Oko w oko. Andrzej Bianga: Guardiola zdradził małą tajemnicę Barcelony [WYWIAD]
Naszym rozmówcą jest asystent reprezentacji Polski w futsalu - Andrzej Bianga, który w minioną niedzielę (15.09) gościł w Białymstoku.
nowydworgdanski.naszemiasto.pl
Niedawno był Pan w Białymstoku. Jaki był cel wizyty?
W niedzielę odbyły się Otwarte Mistrzostwa Podlasia w futsalu, gdzie podglądałem ewentualnych kandydatów do gry w reprezentacji Polski. Turniej nie był może na najwyższym poziomie, ale na słowa pochwały zasłużył Przemysław Siuchno, który wyróżniał się na tle innych zawodników. Nie jest to dla mnie anonimowa postać. Będę chciał go w najbliższym czasie powołać, aby mu się dokładnie przyjrzeć.
Wracając do powołań. Właśnie Przemysław Siuchno i Marcin Borowik byli ostatnio nominowani do reprezentacji Polski U-21. Czyli jakiś potencjał na Podlasiu jest?
Jeśli chodzi o Podlasie, to fantastyczną pracę wykonuje w tym regionie prezes klubu Elhurtu-Elmet Helios Białystok - Leszek Łuckiewicz. Mogę śmiało powiedzieć, że jest tętniącym sercem tego regionu, jeśli chodzi o futsal. Dużo też dała zmiana dokonana przez PZPN, która zezwoliła ponownie łączyć grę na hali z rozgrywkami na trawie. Taka opcja daje zawodnikom więcej możliwości rozwoju.
Futsal na Podlasiu przeżywa poważny kryzys. W naszym regionie pozostał tylko jeden liczący się klub w Polsce - Elhurt-Elmet Helios Białystok. Z czego to może wynikać?
Taki kryzys nie ogarnął tylko Podlasia. Jest wiele przykładów w Polsce upadku dużych klubów. Najważniejszą kwestią są sprawy finansowe. Jak już wcześniej wspominałem, dużo dało zielone światło piłkarskiej centrali odnośnie łączenia hali z trawą. I tak pierwsze kroki piłkarskie zawodnicy stawiają na boiskach. Nie ma systemu szkolenia na hali. Bywa tak, że zawodnik grający w III czy IV lidze zarabia większe pieniądze niż grając w futsal. I tutaj powstaje duży problem.

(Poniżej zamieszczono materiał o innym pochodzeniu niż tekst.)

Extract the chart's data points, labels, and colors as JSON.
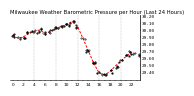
{
  "title": "Milwaukee Weather Barometric Pressure per Hour (Last 24 Hours)",
  "hours": [
    0,
    1,
    2,
    3,
    4,
    5,
    6,
    7,
    8,
    9,
    10,
    11,
    12,
    13,
    14,
    15,
    16,
    17,
    18,
    19,
    20,
    21,
    22,
    23
  ],
  "pressure": [
    29.92,
    29.88,
    29.9,
    29.95,
    29.98,
    30.0,
    29.95,
    29.98,
    30.02,
    30.05,
    30.08,
    30.12,
    30.05,
    29.88,
    29.7,
    29.52,
    29.38,
    29.35,
    29.4,
    29.48,
    29.55,
    29.62,
    29.68,
    29.65
  ],
  "line_color": "#ff0000",
  "dot_color": "#000000",
  "grid_color": "#aaaaaa",
  "bg_color": "#ffffff",
  "ylim_min": 29.28,
  "ylim_max": 30.22,
  "ytick_values": [
    29.4,
    29.5,
    29.6,
    29.7,
    29.8,
    29.9,
    30.0,
    30.1,
    30.2
  ],
  "title_fontsize": 3.8,
  "tick_fontsize": 3.2,
  "vertical_lines": [
    4,
    8,
    12,
    16,
    20
  ],
  "dot_seed": 99
}
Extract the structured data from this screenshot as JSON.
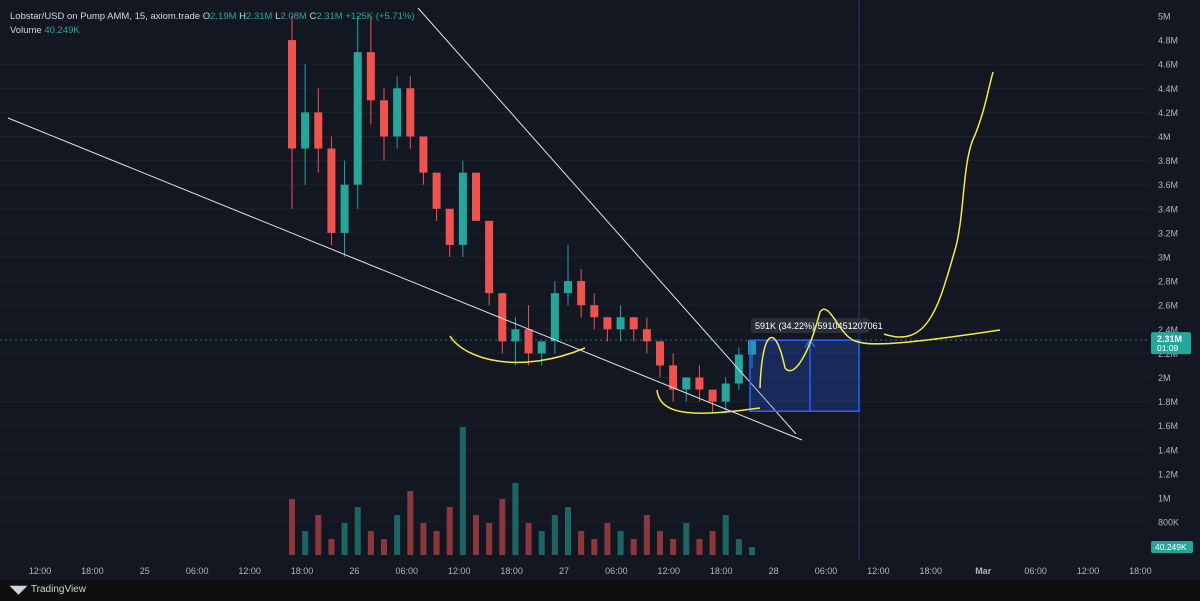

Jak odbywa się selekcja zawodników w futsalu? I jak wygląda na co dzień praca w reprezentacji Polski?
Jesteśmy zobligowani środkami finansowymi. Jeździmy na mecze Ekstraklasy, I ligi oraz na spotkania lig środowiskowych, gdzie staramy się wyłowić potencjalnych kandydatów do gry w kadrze. Wiadomo, wyniki pierwszej reprezentacji budują atmosferę i zachęcają do lepszej gry. Samo zgrupowanie trwa 2-3 dni. Wtedy pracujemy głównie nad taktyką i przygotowaniem się do najbliższego meczu.
Jak wygląda profesjonalny trening futsalu i czym się różni od gry na trawie?
Przede wszystkim jest inna specyfika poruszania się na hali. Gra jest na jeden lub dwa kontakty. Tętno zawodnika dochodzi do 180-200 uderzeń na minutę. Podczas meczu na trawie są przestoje. Tutaj piłkarz jest pod ciągłą presją. Jest szybkie przejście z obrony do ataku. Były trener FC Barcelony, a obecnie szkoleniowiec Bayernu Monachium - Pepe Guardiola, przyznał w rozmowie z Bucciolem, że często treningi klubu z Katalonii odbywały się z zespołami futsalowymi. Dzięki temu piłkarze Barcy bardzo dobrze radzą sobie w grze na małej przestrzeni.
Obecnie selekcjonerem pierwszej reprezentacji Polski jest wspomniany wyżej Andrei Bucciol. Jak się Panu układa współpraca z trenerem z Włoch?
Z pewnością jest to człowiek na poziomie. Doskonały fachowiec. Wiele rzeczy można się od niego nauczyć. Bucciol emanuje spokojem. Jest zrównoważony. To przenosi się na zawodników, a tym samym na ich grę.